Neben der Rede des Präses war das gemeinsame Abendmahl ein weiterer Höhepunkt. Anstatt Brot und Wein, wie sonst üblich, am Altar auszuteilen, wurden dieses Mal gleich mehrere Brotkörbe und Weinkelche durch die Reihen gegeben. Das war zum einen zeitsparend, zum anderen schuf es ein gemeinschaftliches Gefühl.

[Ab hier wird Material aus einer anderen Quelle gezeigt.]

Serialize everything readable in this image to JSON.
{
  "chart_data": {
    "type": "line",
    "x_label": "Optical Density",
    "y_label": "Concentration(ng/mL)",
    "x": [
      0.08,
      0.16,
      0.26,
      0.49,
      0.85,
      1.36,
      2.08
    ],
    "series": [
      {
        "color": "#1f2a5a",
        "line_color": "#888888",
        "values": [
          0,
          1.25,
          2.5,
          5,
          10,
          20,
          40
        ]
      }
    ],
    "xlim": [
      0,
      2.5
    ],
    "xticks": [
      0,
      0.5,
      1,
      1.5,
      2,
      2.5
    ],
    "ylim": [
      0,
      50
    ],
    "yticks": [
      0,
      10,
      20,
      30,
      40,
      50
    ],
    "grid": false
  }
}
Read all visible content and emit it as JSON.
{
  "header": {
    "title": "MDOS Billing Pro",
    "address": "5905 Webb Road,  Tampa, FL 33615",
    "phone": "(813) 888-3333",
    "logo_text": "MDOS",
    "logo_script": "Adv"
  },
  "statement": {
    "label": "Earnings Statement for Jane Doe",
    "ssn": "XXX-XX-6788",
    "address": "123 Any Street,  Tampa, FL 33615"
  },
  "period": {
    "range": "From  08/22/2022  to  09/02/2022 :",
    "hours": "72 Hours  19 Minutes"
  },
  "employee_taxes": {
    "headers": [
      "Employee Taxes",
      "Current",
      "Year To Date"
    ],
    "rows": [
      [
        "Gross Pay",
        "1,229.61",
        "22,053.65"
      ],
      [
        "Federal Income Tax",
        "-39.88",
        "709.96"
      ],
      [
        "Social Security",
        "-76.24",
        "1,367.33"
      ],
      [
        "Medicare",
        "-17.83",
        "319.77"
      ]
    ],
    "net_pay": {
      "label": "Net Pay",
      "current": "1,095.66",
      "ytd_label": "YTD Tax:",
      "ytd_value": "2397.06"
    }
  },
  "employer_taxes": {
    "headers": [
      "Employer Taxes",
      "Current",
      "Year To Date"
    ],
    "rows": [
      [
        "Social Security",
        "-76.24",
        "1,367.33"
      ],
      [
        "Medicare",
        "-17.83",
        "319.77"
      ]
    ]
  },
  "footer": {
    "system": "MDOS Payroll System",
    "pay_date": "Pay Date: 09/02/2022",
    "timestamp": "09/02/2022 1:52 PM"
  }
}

Im Anschluss an den eigentlichen Gottesdienst folgten Gratulationen zum 475. Gemeinde-Geburtstag. Bürgermeisterin Ulrike Westkamp berichtete in ihrem Grußwort von der Entwicklung der Reformation in Wesel und stellte dar, wie eng Kirche und Religion damals mit der Politik verwoben waren.

Reformatorische Impulse

Kreisdechant Stefan Sühling hingegen beleuchtete den Geburtstag aus heutiger Sicht. Er überbrachte die Grüße der katholischen Schwestergemeinde St. Nikolaus und sagte, dass sie „dankbar für reformatorische Impulse“ sei. So sei etwa „das Lesen der Schrift“ heutzutage auch bei den Katholiken etabliert. Auch der Superintendent des Kirchenkreises Wesel, Thomas Brödenfeld, betonte, wie gut das evangelische und katholische Miteinander in Wesel funktioniere. So gebe es beispielsweise seit einigen Jahren an den Weseler Schulen keine konfessionell getrennten Gottesdienste mehr. Die „Pflege der Ökumene vor Ort“ ist auch erklärtes Ziel in der neuen Gemeindekonzeption, die bei diesem Anlass veröffentlicht wurde. „Die Gemeindekonzeption ist so etwas wie unsere Verfassung, der Rahmen in dem wir uns gestalten“, erklärte Albrecht Holthuis, Vorsitzender des Presbyteriums. Auf den rund 25 Seiten werden Leitgedanke, Identität, Ziele, Handeln und Ressourcen der Gemeinde vorgestellt. „Die Bezirke sollen zu einer Gemeinde zusammenwachsen“, fasste Albrecht Holthuis zusammen.

Mehr Ehrenamtler erwünscht

„Außerdem wollen wir mehr 30- bis 50-Jährige ansprechen, vielleicht durch modernere Gottesdienstformen. Das ist die Gruppe, die am schwächsten vertreten ist“. Zudem soll sich das ehrenamtliche Engagement der Gemeindemitglieder erhöhen, die Zahl der bisher rund 500 Ehrenamtler wachsen. „Die Kirche lebt von all denen, die daran mitarbeiten wollen“, so Holthuis.